Sunday, August 11, 2013


On this planet both rich and the poor co-exist though the quality of life may vary widely because of the so called purchasing power of the people. Africa is considered the poor cousin of rich continents like Americas, Europe and Australia, probably because of centuries of colonial rule exploiting their resources mercilessly. Whether it is England or France, Italy or other colonial countries of the West, no thoughts seem to have crossed their mind to help their erstwhile colonies to improve the lots of those who were enslaved by them. Credit goes to the US for considering Africa as a continent that deserves sizable assistance to develop them through kind and cash and to day this country stands in the forefront in providing bulk of assistance to some of the poorest countries in the world. Recently this country is reported to have launched new development programs for improving the cereal production situation as well as evolving national policies for food security for millions of citizens in the continent. Having said this the million dollar question that begs for an answer is whether there can be an equal partnership between an aid giver and an aid recipient? For all the glib talk that goes in the name of equal partnership, there is still an element of  over lording when it comes to deciding how to go about to achieve an objective. Here is the gist of the report emanating from the US that claims setting up two "innovation labs" whatever that means.             
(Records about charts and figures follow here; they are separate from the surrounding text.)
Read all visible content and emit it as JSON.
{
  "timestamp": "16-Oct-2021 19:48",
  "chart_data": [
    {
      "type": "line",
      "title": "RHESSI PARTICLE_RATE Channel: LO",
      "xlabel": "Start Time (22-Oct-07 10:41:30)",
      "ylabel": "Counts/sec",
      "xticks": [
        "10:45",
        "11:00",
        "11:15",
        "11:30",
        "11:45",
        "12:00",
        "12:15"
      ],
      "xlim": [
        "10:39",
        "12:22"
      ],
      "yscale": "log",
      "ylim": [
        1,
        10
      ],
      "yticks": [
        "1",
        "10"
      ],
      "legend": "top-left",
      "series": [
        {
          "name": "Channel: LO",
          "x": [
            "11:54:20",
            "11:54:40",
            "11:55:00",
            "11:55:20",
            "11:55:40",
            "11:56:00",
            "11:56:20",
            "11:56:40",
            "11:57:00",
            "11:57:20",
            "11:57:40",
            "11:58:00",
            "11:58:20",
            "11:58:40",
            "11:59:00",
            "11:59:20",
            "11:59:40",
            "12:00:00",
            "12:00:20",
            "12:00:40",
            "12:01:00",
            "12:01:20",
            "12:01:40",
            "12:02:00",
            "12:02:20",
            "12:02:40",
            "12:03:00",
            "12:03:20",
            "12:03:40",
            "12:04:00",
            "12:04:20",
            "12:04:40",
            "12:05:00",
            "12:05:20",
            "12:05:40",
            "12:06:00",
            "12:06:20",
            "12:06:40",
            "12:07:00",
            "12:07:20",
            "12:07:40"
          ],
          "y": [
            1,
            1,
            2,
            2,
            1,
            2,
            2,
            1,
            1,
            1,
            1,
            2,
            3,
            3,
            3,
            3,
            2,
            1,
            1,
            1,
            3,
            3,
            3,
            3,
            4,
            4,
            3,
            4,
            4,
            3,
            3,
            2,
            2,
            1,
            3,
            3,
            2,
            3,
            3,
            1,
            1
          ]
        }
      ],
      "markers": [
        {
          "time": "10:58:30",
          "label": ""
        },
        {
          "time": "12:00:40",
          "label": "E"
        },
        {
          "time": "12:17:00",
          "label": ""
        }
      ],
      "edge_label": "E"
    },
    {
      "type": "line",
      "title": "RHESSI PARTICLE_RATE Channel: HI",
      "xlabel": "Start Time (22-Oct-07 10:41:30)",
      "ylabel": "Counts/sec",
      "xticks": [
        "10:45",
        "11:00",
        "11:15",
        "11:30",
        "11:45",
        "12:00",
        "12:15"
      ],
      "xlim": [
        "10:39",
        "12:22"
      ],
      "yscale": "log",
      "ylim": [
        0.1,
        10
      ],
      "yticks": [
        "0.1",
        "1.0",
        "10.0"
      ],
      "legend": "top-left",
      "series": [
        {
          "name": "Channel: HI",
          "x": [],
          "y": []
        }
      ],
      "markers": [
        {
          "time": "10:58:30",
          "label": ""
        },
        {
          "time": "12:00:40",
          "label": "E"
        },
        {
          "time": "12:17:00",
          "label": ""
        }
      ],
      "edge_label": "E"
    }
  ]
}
U.S. Agency for International Development (USAID) Administrator Rajiv Shah launched two new innovation labs to improve climate resilience in some of Africa's main cereal crops and increase private sector investment that can help smallholder farmers. Shah announced the new partnerships at the U.S. release of the Feed the Future 2013 Progress Report, USAID said in a news release the same day. "Today, as we celebrate Feed the Future's success over the last year, I am pleased to launch two new Feed the Future innovation labs with U.S. universities and their partners," Shah said. The new labs are the Feed the Future Innovation Lab for Collaborative Research on Sorghum & Millet and the Feed the Future Innovation Lab for Food Security Policy. Drawing on the expertise of top universities around the United States, they represent a new model of development that uses science and technology to address challenges in agriculture and food security, USAID said. "The Feed the Future on Sorghum & Millet Innovation Lab reflects President Obama's and Feed the Future's strong focus on using science and technology to help smallholders meet the challenge of increasing cereal production even as climate change alters environmental conditions and reduces agricultural productivity," Shah said. "The Food Security Policy Innovation Lab builds directly on President Obama's leadership in launching the New Alliance for Food Security and Nutrition last year," he added. "It will help many more countries worldwide achieve major policy reforms, attract significant private sector investments and increase economic opportunities for smallholder farmers, other rural people and urban consumers."

Considering that most countries consume cereal like Sorghum and Maize any improvements in productivity, especially at the level of small farmers with tiny land holdings can be expected to improve the health standards of the local population to some extent. But how this can be achieved is an issue fraught with some serious implications. Americans are known to be the most vociferous champions of GMO foods with 80% of the daily diet in that country derived from GMO foods. As GM technology is still clouded under a controversy regarding the safety of foods produced through application of this unnatural process, the US must resist the temptation to unleash its GMO monopolistic seed companies on the unsuspecting African countries. Already there are reports about some US politicians propounding GMO technology as the ultimate solution to over come the hunger pangs of millions of people suffering from poverty, under nourishment, infectious diseases, infant mortality and short life span. Those countries receiving aid from the US must be aware of this possibility.